Wer Hoffnung hat, lebt anders

Gut Neuhof / Mörmter 2011. Mehrere schlichte große Gebäude, eine Bäckerei, ein Stall mit Schweinen, mehrere Hektar Land – Was auf den ersten Blick wie ein einfaches Bauerngut aussieht, bedeutet für viele ein Tor zurück ins Leben. Auf den über 70 Fazendas weltweit verändern Drogen- und Alkoholabhängige durch eine radikale Lebensumstellung ihre Zukunft. Die jungen Menschen lernen nach dem Evangelium zu leben. Dadurch schöpfen sie Hoffnung für ein friedliches Zusammenleben mit anderen. Sie erfahren zu lieben. Geprägt ist dieses Leben vor allem durch Arbeit, Gemeinschaft und Spiritualität, den drei Säulen des Lebens auf der Fazenda.

Einer von ihnen erzählte am Franziskusfest seine bewegende Geschichte. Nach anfänglichem Marihuana-Konsum im Alter von 12 Jahren, nahm er bald härtere Drogen wie Kokain. Jahre der Drogensucht folgten. Letztes Jahr gegen Weihnachten überzeugte ihn dann seine Mutter, an der Fazenda Gut Neuhof seinen Entzug zu machen. Völlig benebelt kam er dort an, doch er erfuhr in den ersten Tagen so viel Unterstützung und Verständnis wie man sie sonst kaum finden kann. Nach Monaten ohne Drogen und aktiven Lebens des Evangelium war ihm nicht mehr anzusehen, dass er eine schwierige Vergangenheit hat. Er erzählte seine Geschichte zwar mit Ernsthaftigkeit, doch seine neu gewonnene Lebensfreude überwog die schwierige Vergangenheit bei weitem. Mit dieser Lebensfreude wird er auch kommenden Abhängigen Hoffnung auf ihrem Weg geben.

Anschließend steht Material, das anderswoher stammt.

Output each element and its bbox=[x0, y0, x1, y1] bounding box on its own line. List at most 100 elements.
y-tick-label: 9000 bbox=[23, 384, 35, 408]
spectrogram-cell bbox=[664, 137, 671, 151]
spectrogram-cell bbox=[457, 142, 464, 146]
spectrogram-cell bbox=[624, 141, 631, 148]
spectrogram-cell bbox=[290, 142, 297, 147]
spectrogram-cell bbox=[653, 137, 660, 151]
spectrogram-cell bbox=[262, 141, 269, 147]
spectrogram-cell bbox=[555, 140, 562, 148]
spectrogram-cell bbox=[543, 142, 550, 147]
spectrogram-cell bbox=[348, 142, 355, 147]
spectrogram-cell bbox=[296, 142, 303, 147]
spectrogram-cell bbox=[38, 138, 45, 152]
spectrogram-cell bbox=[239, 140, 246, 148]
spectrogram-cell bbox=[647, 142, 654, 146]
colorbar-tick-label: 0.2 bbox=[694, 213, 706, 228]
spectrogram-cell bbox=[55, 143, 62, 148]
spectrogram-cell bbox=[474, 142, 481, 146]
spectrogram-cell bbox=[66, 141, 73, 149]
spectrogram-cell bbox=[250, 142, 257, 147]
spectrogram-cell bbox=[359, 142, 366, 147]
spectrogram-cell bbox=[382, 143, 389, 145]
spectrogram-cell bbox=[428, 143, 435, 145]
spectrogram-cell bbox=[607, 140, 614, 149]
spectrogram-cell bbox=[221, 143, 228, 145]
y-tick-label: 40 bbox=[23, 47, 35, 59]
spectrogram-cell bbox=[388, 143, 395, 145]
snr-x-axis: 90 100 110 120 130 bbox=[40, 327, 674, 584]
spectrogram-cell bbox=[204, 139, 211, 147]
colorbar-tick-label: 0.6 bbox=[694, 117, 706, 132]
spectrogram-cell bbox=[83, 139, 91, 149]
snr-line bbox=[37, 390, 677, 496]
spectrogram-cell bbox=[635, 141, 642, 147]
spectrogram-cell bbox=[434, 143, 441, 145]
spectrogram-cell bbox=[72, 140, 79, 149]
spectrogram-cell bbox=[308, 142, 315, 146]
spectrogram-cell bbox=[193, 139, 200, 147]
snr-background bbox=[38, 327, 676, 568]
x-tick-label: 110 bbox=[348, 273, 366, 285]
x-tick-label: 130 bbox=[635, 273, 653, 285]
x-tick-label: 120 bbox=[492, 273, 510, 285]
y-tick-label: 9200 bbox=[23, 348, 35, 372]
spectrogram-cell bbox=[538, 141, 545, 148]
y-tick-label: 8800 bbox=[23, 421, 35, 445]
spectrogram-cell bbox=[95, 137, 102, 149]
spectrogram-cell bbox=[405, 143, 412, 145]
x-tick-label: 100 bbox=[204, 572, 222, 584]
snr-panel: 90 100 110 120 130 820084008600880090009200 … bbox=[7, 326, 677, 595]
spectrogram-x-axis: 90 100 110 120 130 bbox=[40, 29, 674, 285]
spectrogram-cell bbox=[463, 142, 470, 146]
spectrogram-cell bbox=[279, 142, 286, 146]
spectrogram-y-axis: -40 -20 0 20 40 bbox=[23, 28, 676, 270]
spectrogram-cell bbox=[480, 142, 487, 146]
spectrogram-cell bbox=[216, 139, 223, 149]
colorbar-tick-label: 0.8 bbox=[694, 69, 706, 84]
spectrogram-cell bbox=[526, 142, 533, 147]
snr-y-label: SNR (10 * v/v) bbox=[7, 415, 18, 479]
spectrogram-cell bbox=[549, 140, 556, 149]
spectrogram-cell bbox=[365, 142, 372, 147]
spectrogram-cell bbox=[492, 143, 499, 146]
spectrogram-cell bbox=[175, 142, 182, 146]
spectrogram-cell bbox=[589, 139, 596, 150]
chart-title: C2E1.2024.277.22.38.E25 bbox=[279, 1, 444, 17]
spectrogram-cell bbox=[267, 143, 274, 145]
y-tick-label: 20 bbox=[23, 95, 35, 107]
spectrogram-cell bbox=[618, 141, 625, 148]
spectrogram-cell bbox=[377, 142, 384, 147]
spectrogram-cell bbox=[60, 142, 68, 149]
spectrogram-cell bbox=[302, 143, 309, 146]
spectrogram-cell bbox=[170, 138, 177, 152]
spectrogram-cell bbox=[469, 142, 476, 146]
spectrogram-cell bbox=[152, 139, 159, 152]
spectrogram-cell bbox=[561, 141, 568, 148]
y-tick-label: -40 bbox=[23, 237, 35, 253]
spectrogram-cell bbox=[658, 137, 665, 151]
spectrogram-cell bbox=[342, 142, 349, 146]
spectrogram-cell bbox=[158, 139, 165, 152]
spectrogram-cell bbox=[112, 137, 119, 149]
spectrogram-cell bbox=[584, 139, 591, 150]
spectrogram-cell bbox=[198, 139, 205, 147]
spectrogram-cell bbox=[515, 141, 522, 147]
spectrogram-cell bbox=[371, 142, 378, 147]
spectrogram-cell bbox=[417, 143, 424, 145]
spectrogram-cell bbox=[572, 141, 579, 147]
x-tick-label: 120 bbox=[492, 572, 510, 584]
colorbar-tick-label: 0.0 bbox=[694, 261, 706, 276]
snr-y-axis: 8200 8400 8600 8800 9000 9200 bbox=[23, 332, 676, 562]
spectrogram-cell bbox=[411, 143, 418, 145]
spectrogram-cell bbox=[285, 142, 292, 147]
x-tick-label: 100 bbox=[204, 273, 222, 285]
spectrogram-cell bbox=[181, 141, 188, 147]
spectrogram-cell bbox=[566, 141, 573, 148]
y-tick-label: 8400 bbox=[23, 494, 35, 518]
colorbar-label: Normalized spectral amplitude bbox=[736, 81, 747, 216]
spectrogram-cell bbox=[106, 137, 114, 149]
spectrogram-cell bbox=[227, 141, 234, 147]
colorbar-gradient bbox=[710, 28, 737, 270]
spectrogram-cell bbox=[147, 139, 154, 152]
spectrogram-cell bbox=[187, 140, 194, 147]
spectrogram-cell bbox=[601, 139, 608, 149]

In der Fazenda in Mörmter wurden in diesem Jahr zum ersten Mal Kurzexerzitien für die Campus-Weggemeinschaft angeboten.

Schon beim gemeinsamen Abendbrot der Teilnehmer und Bewohner der Fazenda wurde den Teilnehmern deutlich, dass neben den geistlichen Impulsen das Leben mit den Bewohnern zur zweiten Säule des gemeinsamen Exerzitienweges werden sollte.

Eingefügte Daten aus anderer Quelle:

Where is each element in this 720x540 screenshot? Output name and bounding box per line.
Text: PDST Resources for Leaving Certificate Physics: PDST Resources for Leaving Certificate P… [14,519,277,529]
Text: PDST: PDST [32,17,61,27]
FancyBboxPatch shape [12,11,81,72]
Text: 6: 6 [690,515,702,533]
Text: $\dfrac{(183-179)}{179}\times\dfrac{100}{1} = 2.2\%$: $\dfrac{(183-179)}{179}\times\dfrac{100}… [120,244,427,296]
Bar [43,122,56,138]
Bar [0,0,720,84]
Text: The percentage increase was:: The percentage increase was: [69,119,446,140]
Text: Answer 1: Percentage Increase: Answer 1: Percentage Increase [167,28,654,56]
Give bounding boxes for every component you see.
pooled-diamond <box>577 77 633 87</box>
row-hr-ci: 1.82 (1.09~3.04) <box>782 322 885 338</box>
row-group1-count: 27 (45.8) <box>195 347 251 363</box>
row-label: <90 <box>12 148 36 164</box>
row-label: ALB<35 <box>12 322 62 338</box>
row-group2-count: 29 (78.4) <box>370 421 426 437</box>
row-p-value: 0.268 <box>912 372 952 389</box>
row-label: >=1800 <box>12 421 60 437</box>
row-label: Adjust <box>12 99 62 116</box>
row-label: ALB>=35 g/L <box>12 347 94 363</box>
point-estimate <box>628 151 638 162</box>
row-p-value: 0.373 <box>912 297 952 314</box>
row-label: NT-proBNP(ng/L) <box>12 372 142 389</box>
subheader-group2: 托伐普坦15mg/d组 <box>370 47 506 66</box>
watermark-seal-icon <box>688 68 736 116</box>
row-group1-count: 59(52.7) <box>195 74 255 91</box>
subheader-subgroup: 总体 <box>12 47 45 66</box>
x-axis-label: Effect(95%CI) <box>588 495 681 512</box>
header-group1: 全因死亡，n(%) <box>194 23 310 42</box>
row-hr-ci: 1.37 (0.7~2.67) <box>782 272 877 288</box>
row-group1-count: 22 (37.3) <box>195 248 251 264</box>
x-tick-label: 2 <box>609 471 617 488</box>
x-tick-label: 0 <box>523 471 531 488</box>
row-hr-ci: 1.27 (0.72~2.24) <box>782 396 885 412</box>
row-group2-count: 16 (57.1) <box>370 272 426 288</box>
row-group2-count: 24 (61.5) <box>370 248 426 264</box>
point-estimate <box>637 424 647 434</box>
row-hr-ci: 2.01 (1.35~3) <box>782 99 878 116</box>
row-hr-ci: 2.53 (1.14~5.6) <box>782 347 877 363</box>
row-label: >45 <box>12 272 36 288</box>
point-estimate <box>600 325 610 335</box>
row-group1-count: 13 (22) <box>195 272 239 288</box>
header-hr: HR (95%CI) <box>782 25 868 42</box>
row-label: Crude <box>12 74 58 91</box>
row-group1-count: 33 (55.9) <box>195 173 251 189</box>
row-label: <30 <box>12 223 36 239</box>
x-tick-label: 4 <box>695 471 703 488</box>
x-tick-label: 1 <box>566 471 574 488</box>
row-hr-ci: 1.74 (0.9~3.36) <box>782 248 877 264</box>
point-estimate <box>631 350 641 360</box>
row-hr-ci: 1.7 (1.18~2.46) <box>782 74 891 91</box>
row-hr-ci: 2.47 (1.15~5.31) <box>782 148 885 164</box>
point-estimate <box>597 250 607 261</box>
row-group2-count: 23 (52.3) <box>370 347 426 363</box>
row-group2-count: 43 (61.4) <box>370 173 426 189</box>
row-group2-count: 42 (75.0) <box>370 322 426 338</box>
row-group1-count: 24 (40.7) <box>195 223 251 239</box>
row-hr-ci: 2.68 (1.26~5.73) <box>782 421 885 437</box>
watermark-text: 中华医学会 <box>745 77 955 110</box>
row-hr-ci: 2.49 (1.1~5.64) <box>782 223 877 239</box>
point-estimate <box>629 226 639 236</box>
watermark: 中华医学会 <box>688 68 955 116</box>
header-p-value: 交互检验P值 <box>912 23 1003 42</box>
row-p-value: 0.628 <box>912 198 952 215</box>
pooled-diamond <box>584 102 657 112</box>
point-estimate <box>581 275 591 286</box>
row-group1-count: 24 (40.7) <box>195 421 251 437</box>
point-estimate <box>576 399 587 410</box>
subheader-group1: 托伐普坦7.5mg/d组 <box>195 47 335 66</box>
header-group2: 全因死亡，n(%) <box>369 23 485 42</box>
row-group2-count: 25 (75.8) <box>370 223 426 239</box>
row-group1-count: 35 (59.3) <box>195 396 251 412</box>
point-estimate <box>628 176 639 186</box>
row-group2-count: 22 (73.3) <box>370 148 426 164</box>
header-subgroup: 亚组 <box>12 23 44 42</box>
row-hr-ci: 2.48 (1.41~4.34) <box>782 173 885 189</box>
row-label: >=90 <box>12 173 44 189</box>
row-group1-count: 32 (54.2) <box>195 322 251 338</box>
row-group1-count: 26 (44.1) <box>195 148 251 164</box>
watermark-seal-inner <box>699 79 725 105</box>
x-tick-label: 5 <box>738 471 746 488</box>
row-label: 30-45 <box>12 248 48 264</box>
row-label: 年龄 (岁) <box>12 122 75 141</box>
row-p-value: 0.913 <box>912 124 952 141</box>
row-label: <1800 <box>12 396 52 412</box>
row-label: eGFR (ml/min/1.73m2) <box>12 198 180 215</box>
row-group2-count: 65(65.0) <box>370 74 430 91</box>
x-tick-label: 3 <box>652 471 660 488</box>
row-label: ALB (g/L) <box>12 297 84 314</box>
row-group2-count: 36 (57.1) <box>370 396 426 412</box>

In der ersten Hälfte der Exerzitienwoche stand das bewusste Leben des Evangelium im Mittelpunkt. Nach gemeinsamer morgendlicher Betrachtung traf man sich mit Prälat Klasvogt, um die Heilige Schrift zu hören, die als Grundlage für den Tag diente, während die Bewohner der Fazenda an ihren Arbeitsplatz im und rund ums Haus gingen. Anschließend hatte jeder einzelne Zeit zum Nachdenken und Genießen der herrlichen Landschaft des Niederrheins. Nachmittags kam man zur Reflexion wieder in der Exerzitiengemeinschaft zusammen und konnte sich über die Erfahrungen des Tages, besonders in Bezug auf die morgendliche Einheit, austauschen.
Die zweite Hälfte der Exerzitienwoche war vor allem durch die Feier der österlichen Liturgie bestimmt. Am Karsamstag kam Weihbischof Theissing ins Kloster Mörmter, um in der Osternacht vier Bewohnern die Firmung zu spenden und einen zu taufen. Als zwei der Firmlinge vor der Spendung des Sakraments kurze Einblicke in ihr bisheriges Leben gaben, zeigte sich deutlich, dass die Fazenda da Esperanca ihrem Namen gerecht wird. Sie gibt Hoffnung und hilft durch Gemeinschaft und Glauben Süchte zu überwinden.